A Portalier, cittadina della Borgogna, giunge una lettera con cui 14 giovani donne, che avevano conosciuto l’Ordine dell’Annunziata, vogliono fondare un monastero sotto la sua guida. Madre Maria Vittoria accetta l’offerta e Portalier sarà la prima di numerose fondazioni che sorgeranno in Francia oltre che in Italia.

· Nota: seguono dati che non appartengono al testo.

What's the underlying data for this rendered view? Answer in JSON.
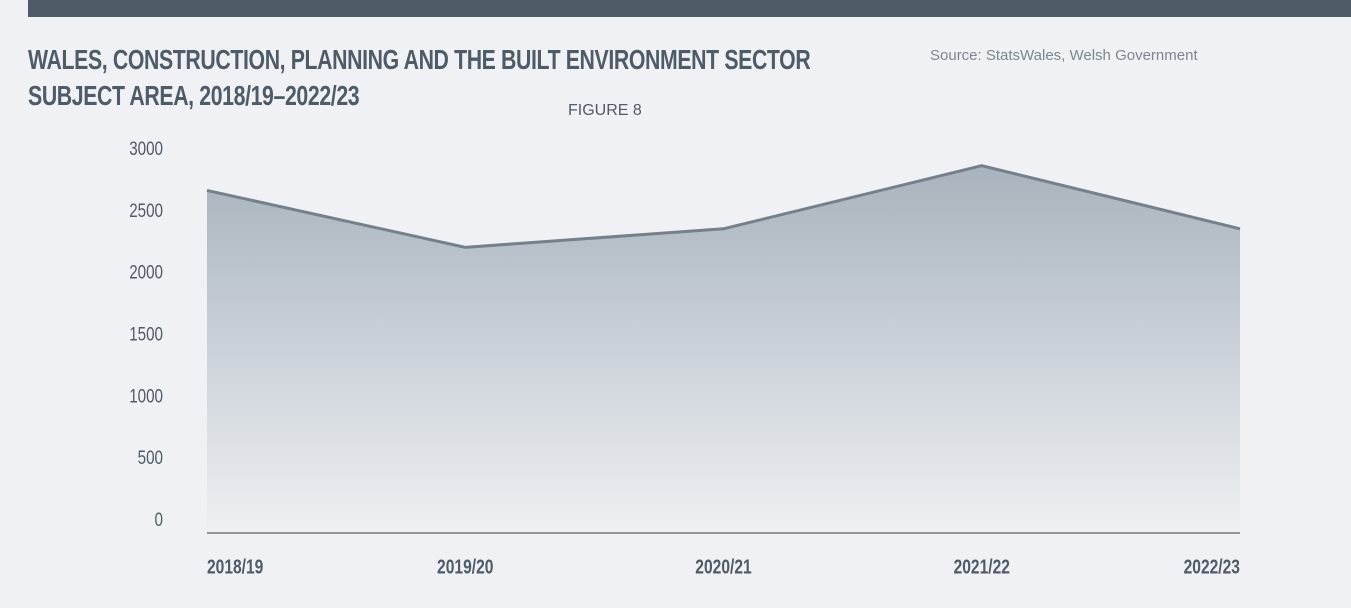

Nel 1611 non è più rieletta per le sue condizioni di salute, e lei accetta con grande umiltà di dedicarsi ai lavori più umili. L’efficacia dei suoi carismi ottiene la conversione e la santificazione delle anime che l’avvicinano. Inoltre, lei legge nel cuore delle sue monache e Dio la gratifica di poteri taumaturgici che si traducono in prodigiose guarigioni di malati per i quali non sembra esserci alcuna speranza. Predice anche la sua morte: «Me ne andrò», dice, «quando le monache del nostro monastero saranno 40». E appena la quarantesima arriva, nel 1617, madre Maria Vittoria, colpita da una grave affezione polmonare, annuncia che la morte verrà il 15 dicembre. E in quel giorno si spegne santamente. Tutta Genova accorre ai suoi funerali, mentre si conferma la sua fama di santità. Con la rivoluzione francese, la venuta di Napoleone e le leggi eversive del governo italiano, le sue opere vengono distrutte o confiscate, ed anche il processo di beatificazione è bloccato. Viene ripreso all’inizio dell’800. Il suo corpo è trovato ancora intatto, mentre la Congregazione per le Cause dei Santi riconosce due miracoli ottenuti per sua intercessione. Il 12 settembre 1828, Leone XIII iscrive Maria Vittoria De Fornari Strata nell’elenco dei Beati.